« Les Oiseaux » d'Alfred Hitchcock : une plongée dans le cauchemar gore
Ce soir à 21 heures sur Arte et disponible en replay sur Arte.tv, le film culte « Les Oiseaux » d'Alfred Hitchcock revient sur le petit écran. Réalisé en 1963 avec Tippi Hedren dans le rôle principal, cette œuvre dépasse largement le simple thriller pour s'aventurer dans les territoires sombres de la violence et de l'horreur. La critique de Guillaume Loison, publiée le 22 février 2026, souligne la proximité troublante de ce long-métrage avec « Psychose », le précédent chef-d'œuvre du maître du suspense.
De la tension à la terreur pure
Ce qui frappe immédiatement lors d'une nouvelle vision de ce classique, c'est sa volonté de dépasser le cadre traditionnel du suspense. Hitchcock orchestre ici une véritable symphonie gore, avec des scènes d'attaques d'oiseaux d'une intensité rare. Les habitants de Bodega Bay, ce village californien aux allures de conte gothique, sont la cible de volatiles devenus fous, dans des séquences remplies de bruitages sordides, de giclées de sang et de détails macabres comme des yeux arrachés.

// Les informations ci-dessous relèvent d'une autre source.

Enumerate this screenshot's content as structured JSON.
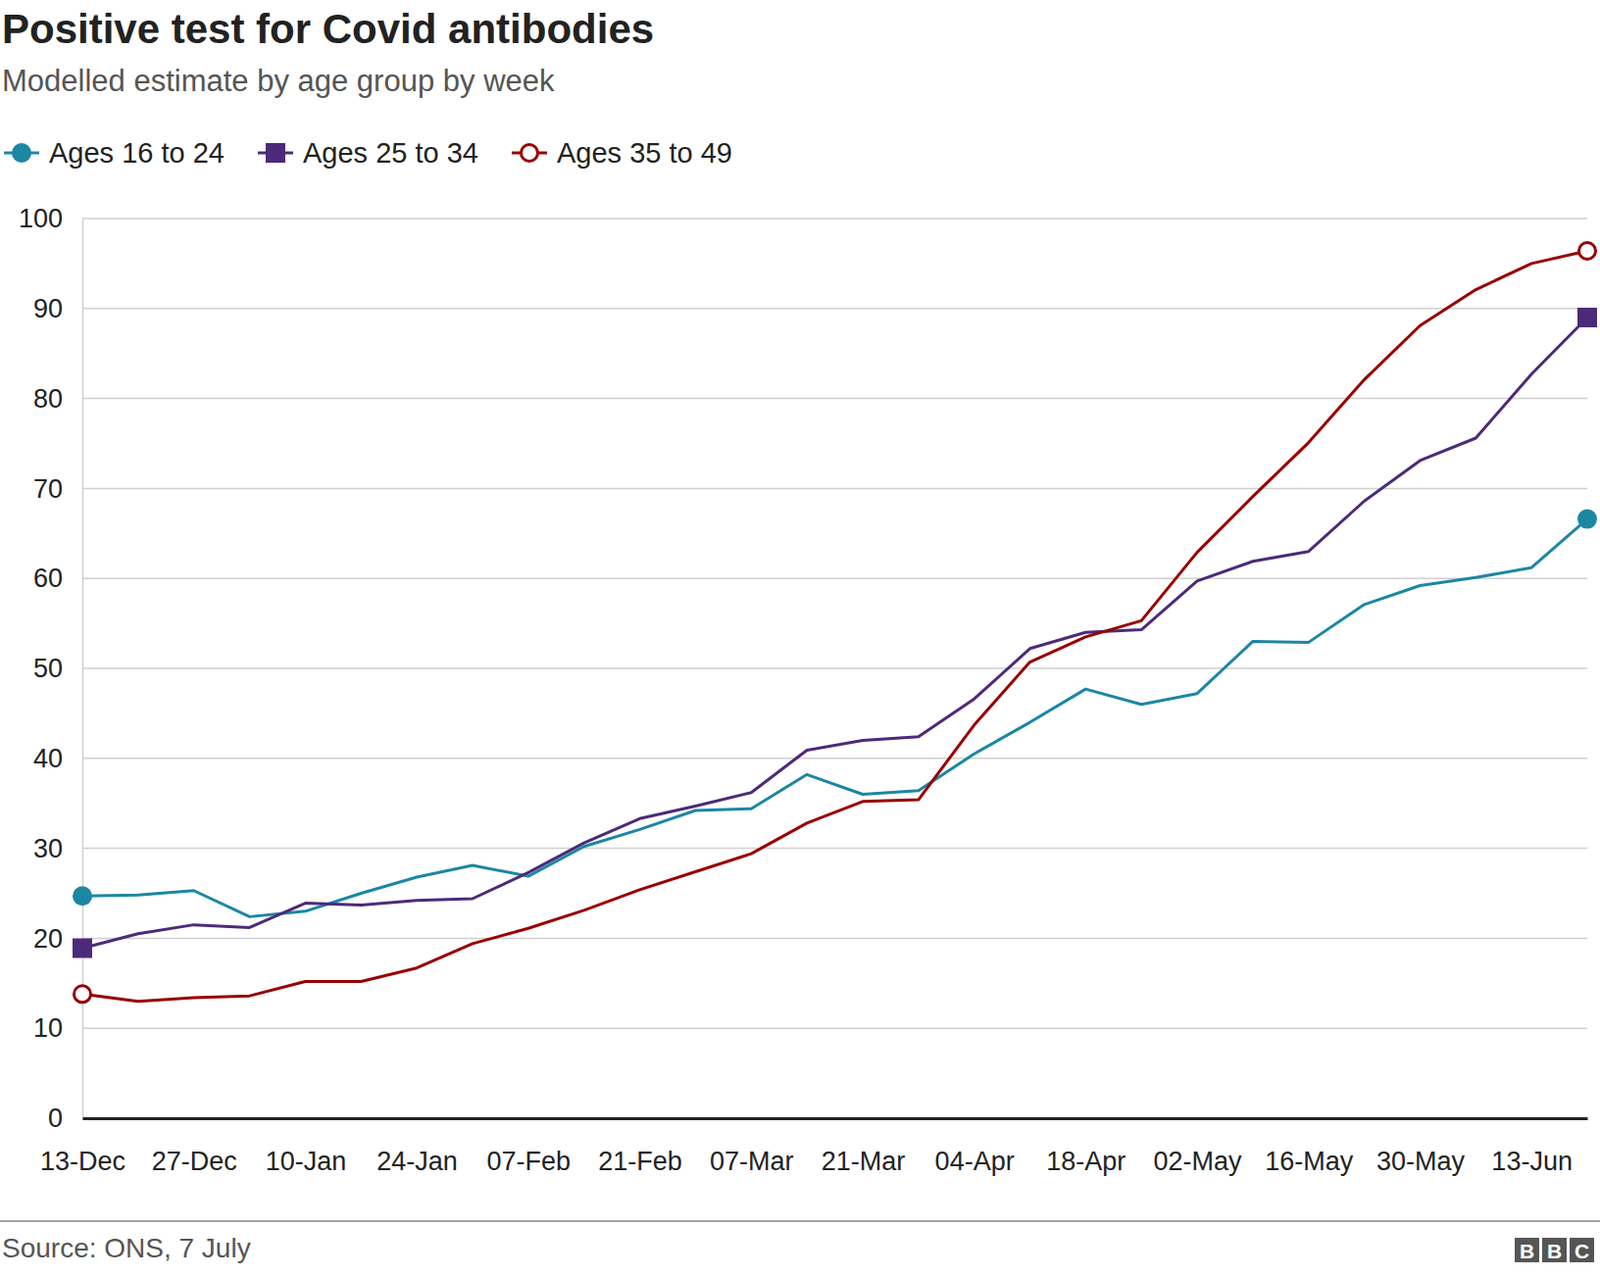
{
  "chart_data": {
    "type": "line",
    "title": "Positive test for Covid antibodies",
    "subtitle": "Modelled estimate by age group by week",
    "source": "Source: ONS, 7 July",
    "credit": "BBC",
    "categories": [
      "13-Dec",
      null,
      "27-Dec",
      null,
      "10-Jan",
      null,
      "24-Jan",
      null,
      "07-Feb",
      null,
      "21-Feb",
      null,
      "07-Mar",
      null,
      "21-Mar",
      null,
      "04-Apr",
      null,
      "18-Apr",
      null,
      "02-May",
      null,
      "16-May",
      null,
      "30-May",
      null,
      "13-Jun",
      null
    ],
    "series": [
      {
        "name": "Ages 16 to 24",
        "color": "#1b87a3",
        "marker": "circle",
        "values": [
          24.7,
          24.8,
          25.3,
          22.4,
          23.0,
          25.0,
          26.8,
          28.1,
          26.9,
          30.2,
          32.1,
          34.2,
          34.4,
          38.2,
          36.0,
          36.4,
          40.5,
          44.0,
          47.7,
          46.0,
          47.2,
          53.0,
          52.9,
          57.1,
          59.2,
          60.1,
          61.2,
          66.6
        ]
      },
      {
        "name": "Ages 25 to 34",
        "color": "#4c2a7a",
        "marker": "square",
        "values": [
          18.9,
          20.5,
          21.5,
          21.2,
          23.9,
          23.7,
          24.2,
          24.4,
          27.3,
          30.6,
          33.3,
          34.7,
          36.2,
          40.9,
          42.0,
          42.4,
          46.6,
          52.2,
          54.0,
          54.3,
          59.7,
          61.9,
          63.0,
          68.6,
          73.1,
          75.6,
          82.7,
          89.0
        ]
      },
      {
        "name": "Ages 35 to 49",
        "color": "#990000",
        "marker": "open-circle",
        "values": [
          13.8,
          13.0,
          13.4,
          13.6,
          15.2,
          15.2,
          16.7,
          19.4,
          21.1,
          23.1,
          25.4,
          27.4,
          29.4,
          32.8,
          35.2,
          35.4,
          43.7,
          50.7,
          53.5,
          55.3,
          62.9,
          69.1,
          75.1,
          82.1,
          88.1,
          92.1,
          95.0,
          96.4
        ]
      }
    ],
    "ylim": [
      0,
      100
    ],
    "yticks": [
      0,
      10,
      20,
      30,
      40,
      50,
      60,
      70,
      80,
      90,
      100
    ],
    "grid": true,
    "legend": "top-left"
  }
}
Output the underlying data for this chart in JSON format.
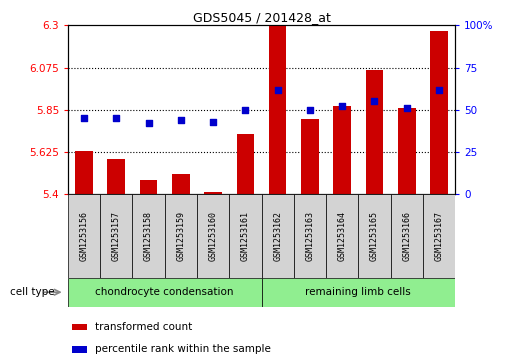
{
  "title": "GDS5045 / 201428_at",
  "samples": [
    "GSM1253156",
    "GSM1253157",
    "GSM1253158",
    "GSM1253159",
    "GSM1253160",
    "GSM1253161",
    "GSM1253162",
    "GSM1253163",
    "GSM1253164",
    "GSM1253165",
    "GSM1253166",
    "GSM1253167"
  ],
  "transformed_count": [
    5.63,
    5.59,
    5.475,
    5.51,
    5.41,
    5.72,
    6.295,
    5.8,
    5.87,
    6.06,
    5.86,
    6.27
  ],
  "percentile_rank": [
    45,
    45,
    42,
    44,
    43,
    50,
    62,
    50,
    52,
    55,
    51,
    62
  ],
  "bar_color": "#cc0000",
  "dot_color": "#0000cc",
  "ylim_left": [
    5.4,
    6.3
  ],
  "ylim_right": [
    0,
    100
  ],
  "yticks_left": [
    5.4,
    5.625,
    5.85,
    6.075,
    6.3
  ],
  "yticks_right": [
    0,
    25,
    50,
    75,
    100
  ],
  "ytick_labels_left": [
    "5.4",
    "5.625",
    "5.85",
    "6.075",
    "6.3"
  ],
  "ytick_labels_right": [
    "0",
    "25",
    "50",
    "75",
    "100%"
  ],
  "hlines": [
    5.625,
    5.85,
    6.075
  ],
  "cell_type_groups": [
    {
      "label": "chondrocyte condensation",
      "indices": [
        0,
        1,
        2,
        3,
        4,
        5
      ],
      "color": "#90ee90"
    },
    {
      "label": "remaining limb cells",
      "indices": [
        6,
        7,
        8,
        9,
        10,
        11
      ],
      "color": "#90ee90"
    }
  ],
  "cell_type_label": "cell type",
  "legend_items": [
    {
      "label": "transformed count",
      "color": "#cc0000"
    },
    {
      "label": "percentile rank within the sample",
      "color": "#0000cc"
    }
  ],
  "bar_width": 0.55,
  "background_color": "#ffffff",
  "label_box_color": "#d3d3d3"
}
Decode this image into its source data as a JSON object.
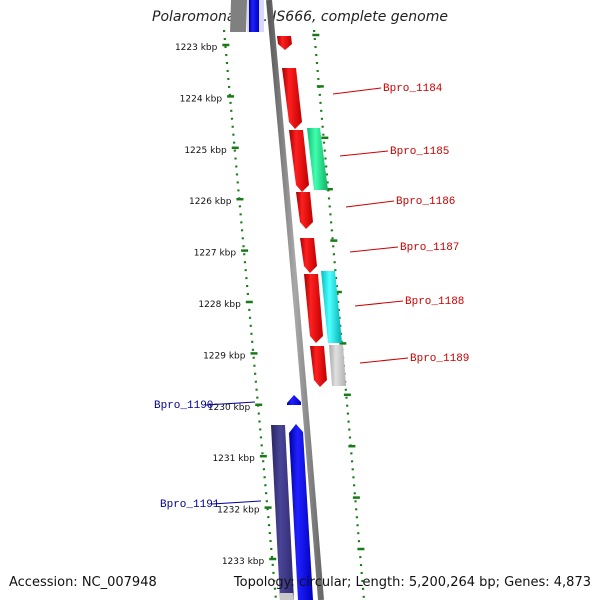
{
  "title": "Polaromonas sp. JS666, complete genome",
  "accession": "Accession: NC_007948",
  "topology": "Topology: circular; Length: 5,200,264 bp; Genes: 4,873",
  "kbp_labels": [
    "1223 kbp",
    "1224 kbp",
    "1225 kbp",
    "1226 kbp",
    "1227 kbp",
    "1228 kbp",
    "1229 kbp",
    "1230 kbp",
    "1231 kbp",
    "1232 kbp",
    "1233 kbp"
  ],
  "genes_right": [
    {
      "name": "Bpro_1184"
    },
    {
      "name": "Bpro_1185"
    },
    {
      "name": "Bpro_1186"
    },
    {
      "name": "Bpro_1187"
    },
    {
      "name": "Bpro_1188"
    },
    {
      "name": "Bpro_1189"
    }
  ],
  "genes_left": [
    {
      "name": "Bpro_1190"
    },
    {
      "name": "Bpro_1191"
    }
  ],
  "colors": {
    "forward_gene": "#ff0000",
    "reverse_gene": "#0000ff",
    "reverse_dark": "#3a3580",
    "green_feature": "#22ee99",
    "cyan_feature": "#11eeee",
    "grey_feature": "#c8c8c8",
    "backbone": "#8a8a8a",
    "ticks": "#1a7a1a",
    "label_right": "#cc0000",
    "label_left": "#000099"
  }
}
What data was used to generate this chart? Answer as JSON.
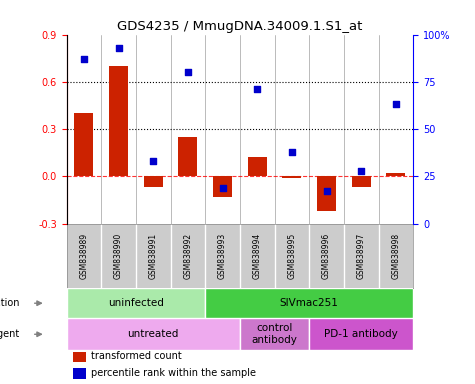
{
  "title": "GDS4235 / MmugDNA.34009.1.S1_at",
  "samples": [
    "GSM838989",
    "GSM838990",
    "GSM838991",
    "GSM838992",
    "GSM838993",
    "GSM838994",
    "GSM838995",
    "GSM838996",
    "GSM838997",
    "GSM838998"
  ],
  "bar_values": [
    0.4,
    0.7,
    -0.07,
    0.25,
    -0.13,
    0.12,
    -0.01,
    -0.22,
    -0.07,
    0.02
  ],
  "scatter_values": [
    87,
    93,
    33,
    80,
    19,
    71,
    38,
    17,
    28,
    63
  ],
  "bar_color": "#cc2200",
  "scatter_color": "#0000cc",
  "ylim_left": [
    -0.3,
    0.9
  ],
  "ylim_right": [
    0,
    100
  ],
  "yticks_left": [
    -0.3,
    0.0,
    0.3,
    0.6,
    0.9
  ],
  "yticks_right": [
    0,
    25,
    50,
    75,
    100
  ],
  "ytick_labels_right": [
    "0",
    "25",
    "50",
    "75",
    "100%"
  ],
  "hlines": [
    0.3,
    0.6
  ],
  "infection_groups": [
    {
      "label": "uninfected",
      "start": 0,
      "end": 4,
      "color": "#aaeaaa"
    },
    {
      "label": "SIVmac251",
      "start": 4,
      "end": 10,
      "color": "#44cc44"
    }
  ],
  "agent_groups": [
    {
      "label": "untreated",
      "start": 0,
      "end": 5,
      "color": "#eeaaee"
    },
    {
      "label": "control\nantibody",
      "start": 5,
      "end": 7,
      "color": "#cc77cc"
    },
    {
      "label": "PD-1 antibody",
      "start": 7,
      "end": 10,
      "color": "#cc55cc"
    }
  ],
  "legend_items": [
    {
      "label": "transformed count",
      "color": "#cc2200"
    },
    {
      "label": "percentile rank within the sample",
      "color": "#0000cc"
    }
  ],
  "sample_bg_color": "#cccccc",
  "background_color": "#ffffff"
}
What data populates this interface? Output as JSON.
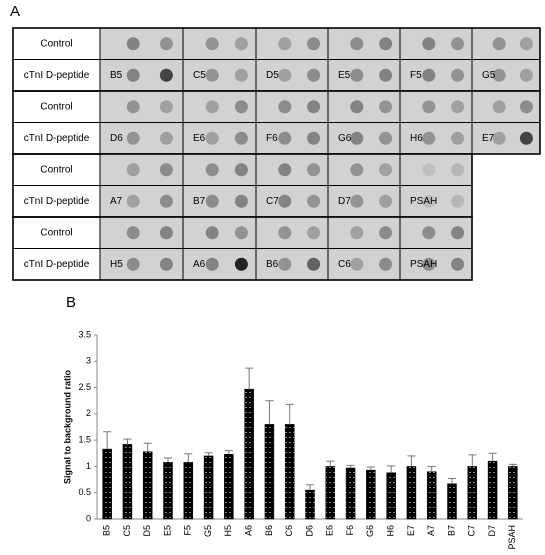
{
  "panel_a": {
    "label": "A",
    "groups": [
      {
        "rows": [
          "Control",
          "cTnI D-peptide"
        ],
        "labels": [
          "B5",
          "C5",
          "D5",
          "E5",
          "F5",
          "G5"
        ]
      },
      {
        "rows": [
          "Control",
          "cTnI D-peptide"
        ],
        "labels": [
          "D6",
          "E6",
          "F6",
          "G6",
          "H6",
          "E7"
        ]
      },
      {
        "rows": [
          "Control",
          "cTnI D-peptide"
        ],
        "labels": [
          "A7",
          "B7",
          "C7",
          "D7",
          "PSAH"
        ]
      },
      {
        "rows": [
          "Control",
          "cTnI D-peptide"
        ],
        "labels": [
          "H5",
          "A6",
          "B6",
          "C6",
          "PSAH"
        ]
      }
    ]
  },
  "chart_data": {
    "type": "bar",
    "panel_label": "B",
    "y_label": "Signal to background ratio",
    "categories": [
      "B5",
      "C5",
      "D5",
      "E5",
      "F5",
      "G5",
      "H5",
      "A6",
      "B6",
      "C6",
      "D6",
      "E6",
      "F6",
      "G6",
      "H6",
      "E7",
      "A7",
      "B7",
      "C7",
      "D7",
      "PSAH"
    ],
    "values": [
      1.33,
      1.42,
      1.28,
      1.08,
      1.08,
      1.2,
      1.23,
      2.47,
      1.8,
      1.8,
      0.55,
      1.0,
      0.97,
      0.93,
      0.88,
      1.0,
      0.9,
      0.67,
      1.0,
      1.1,
      1.0
    ],
    "errors": [
      0.33,
      0.1,
      0.16,
      0.08,
      0.16,
      0.06,
      0.07,
      0.4,
      0.45,
      0.38,
      0.1,
      0.1,
      0.05,
      0.06,
      0.13,
      0.2,
      0.1,
      0.1,
      0.22,
      0.15,
      0.04
    ],
    "color": "#000000",
    "ylim": [
      0,
      3.5
    ],
    "yticks": [
      0,
      0.5,
      1,
      1.5,
      2,
      2.5,
      3,
      3.5
    ]
  }
}
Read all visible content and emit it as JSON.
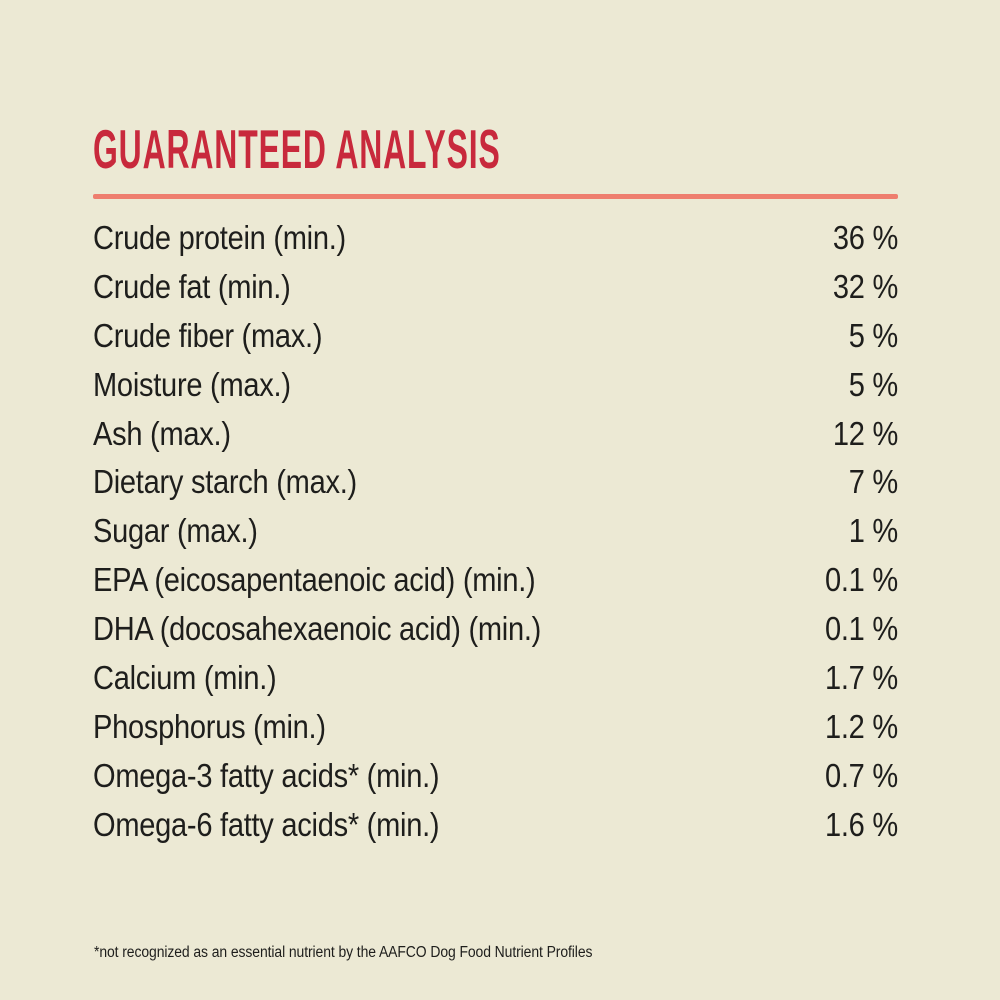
{
  "header": {
    "title": "GUARANTEED ANALYSIS"
  },
  "colors": {
    "background": "#ECE9D4",
    "title_red": "#C8293C",
    "divider_salmon": "#EE7E6E",
    "text_dark": "#1E1E1C"
  },
  "table": {
    "rows": [
      {
        "label": "Crude protein (min.)",
        "value": "36 %"
      },
      {
        "label": "Crude fat (min.)",
        "value": "32 %"
      },
      {
        "label": "Crude fiber (max.)",
        "value": "5 %"
      },
      {
        "label": "Moisture (max.)",
        "value": "5 %"
      },
      {
        "label": "Ash (max.)",
        "value": "12 %"
      },
      {
        "label": "Dietary starch (max.)",
        "value": "7 %"
      },
      {
        "label": "Sugar (max.)",
        "value": "1 %"
      },
      {
        "label": "EPA (eicosapentaenoic acid) (min.)",
        "value": "0.1 %"
      },
      {
        "label": "DHA (docosahexaenoic acid) (min.)",
        "value": "0.1 %"
      },
      {
        "label": "Calcium (min.)",
        "value": "1.7 %"
      },
      {
        "label": "Phosphorus (min.)",
        "value": "1.2 %"
      },
      {
        "label": "Omega-3 fatty acids* (min.)",
        "value": "0.7 %"
      },
      {
        "label": "Omega-6 fatty acids* (min.)",
        "value": "1.6 %"
      }
    ]
  },
  "footnote": {
    "text": "*not recognized as an essential nutrient by the AAFCO Dog Food Nutrient Profiles"
  }
}
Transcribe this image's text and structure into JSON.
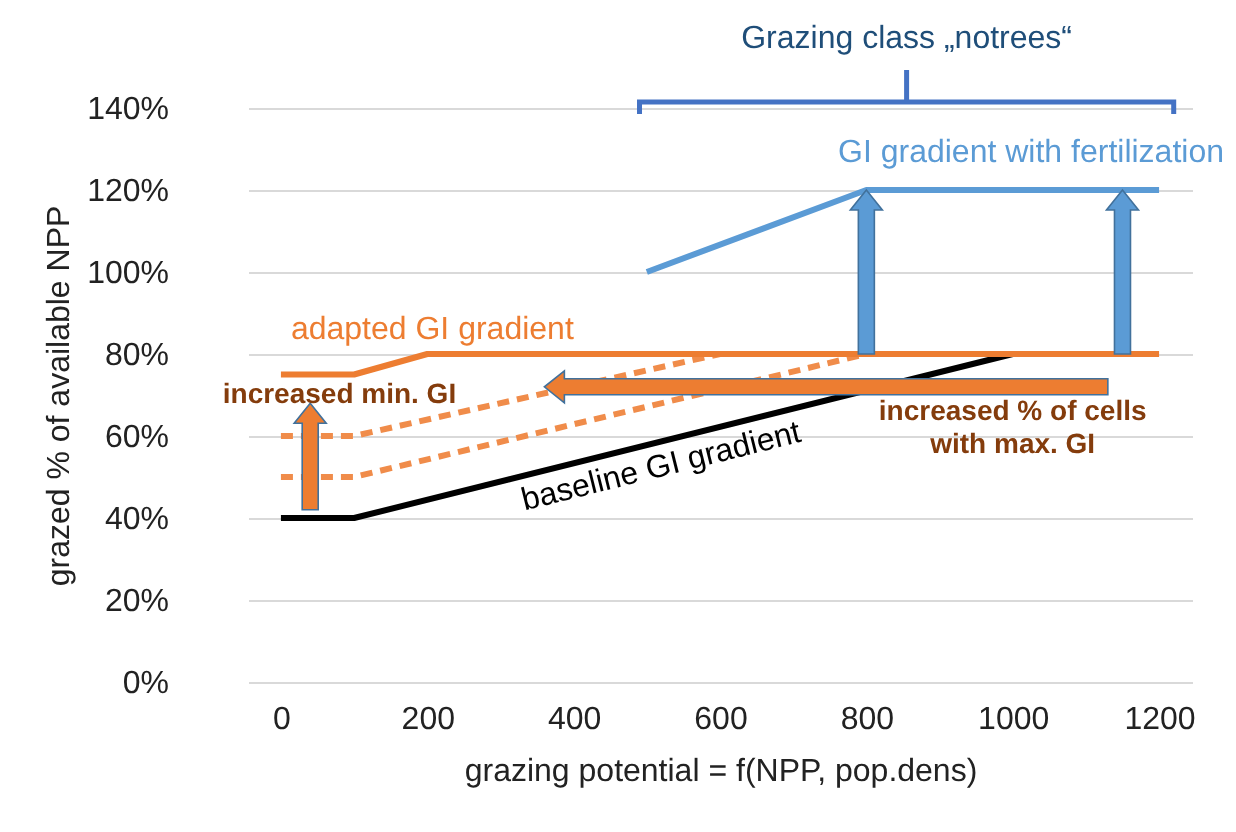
{
  "chart_data": {
    "type": "line",
    "xlabel": "grazing potential = f(NPP, pop.dens)",
    "ylabel": "grazed % of available NPP",
    "xlim": [
      -45,
      1245
    ],
    "xticks": [
      0,
      200,
      400,
      600,
      800,
      1000,
      1200
    ],
    "ylim": [
      0,
      140
    ],
    "yticks": [
      {
        "value": 0,
        "label": "0%"
      },
      {
        "value": 20,
        "label": "20%"
      },
      {
        "value": 40,
        "label": "40%"
      },
      {
        "value": 60,
        "label": "60%"
      },
      {
        "value": 80,
        "label": "80%"
      },
      {
        "value": 100,
        "label": "100%"
      },
      {
        "value": 120,
        "label": "120%"
      },
      {
        "value": 140,
        "label": "140%"
      }
    ],
    "grid": "y",
    "marker": "none",
    "series": [
      {
        "name": "baseline GI gradient",
        "color": "#000000",
        "x": [
          0,
          100,
          1000
        ],
        "values": [
          40,
          40,
          80
        ]
      },
      {
        "color": "#f08c4a",
        "line_style": "dashed",
        "x": [
          0,
          100,
          800
        ],
        "values": [
          50,
          50,
          80
        ]
      },
      {
        "color": "#f08c4a",
        "line_style": "dashed",
        "x": [
          0,
          100,
          600
        ],
        "values": [
          60,
          60,
          80
        ]
      },
      {
        "name": "adapted GI gradient",
        "color": "#ed7d31",
        "x": [
          0,
          100,
          200,
          1200
        ],
        "values": [
          75,
          75,
          80,
          80
        ]
      },
      {
        "name": "GI gradient with fertilization",
        "color": "#5b9bd5",
        "x": [
          500,
          800,
          1200
        ],
        "values": [
          100,
          120,
          120
        ]
      }
    ],
    "annotations": [
      "Grazing class „notrees“",
      "increased min. GI",
      "increased % of cells\nwith max. GI"
    ]
  }
}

Cette approche constitue une variation audacieuse de la célèbre scène de la douche dans « Psychose », poussant l'horreur à un niveau supérieur. Le film explore également une dimension érotique troublante, particulièrement dans un finale aux connotations sadomasochistes, où le spectateur est témoin de la souffrance et de la souillure de l'héroïne, interprétée par Tippi Hedren.
Des thèmes psychologiques profonds
Au-delà de la violence physique, « Les Oiseaux » dissèque des dynamiques familiales toxiques. Comme dans « Psychose », le scénario met en scène un homme, Mitch (Rod Taylor), pris entre l'emprise d'une mère castratrice, Lydia Brenner (Jessica Tandy), et l'attirance pour une nouvelle venue, Melanie Daniels (Tippi Hedren). Les attaques d'oiseaux peuvent être interprétées comme la manifestation de la colère refoulée de la mère envers cette rivale.
Hitchcock renforce cette lecture en soulignant les similitudes physiques entre les deux femmes, notamment par une coiffure identique, et en les réunissant dans une étreinte finale qui scelle une relation de domination malsaine. Certains critiques y voient même une métaphore du viol et du désir entravé, ajoutant une couche supplémentaire à la complexité narrative.
Une influence majeure sur le cinéma d'horreur
L'impact de « Les Oiseaux » ne se limite pas à son époque. Le film anticipe de nombreux codes qui deviendront centraux dans le cinéma de zombies, un genre qui connaîtra un essor fulgurant quelques années plus tard. Des œuvres comme « La Nuit des morts-vivants » (1968) lui doivent beaucoup, notamment dans l'utilisation du gore et le thème de la maison assiégée par une menace extérieure, défendue par une famille dysfonctionnelle.
En diffusant ce film, Arte offre l'occasion de redécouvrir une pièce maîtresse du septième art, qui continue d'influencer les réalisateurs contemporains. « Les Oiseaux » reste une expérience cinématographique intense, où Hitchcock prouve une fois de plus son génie pour mêler terreur et profondeur psychologique.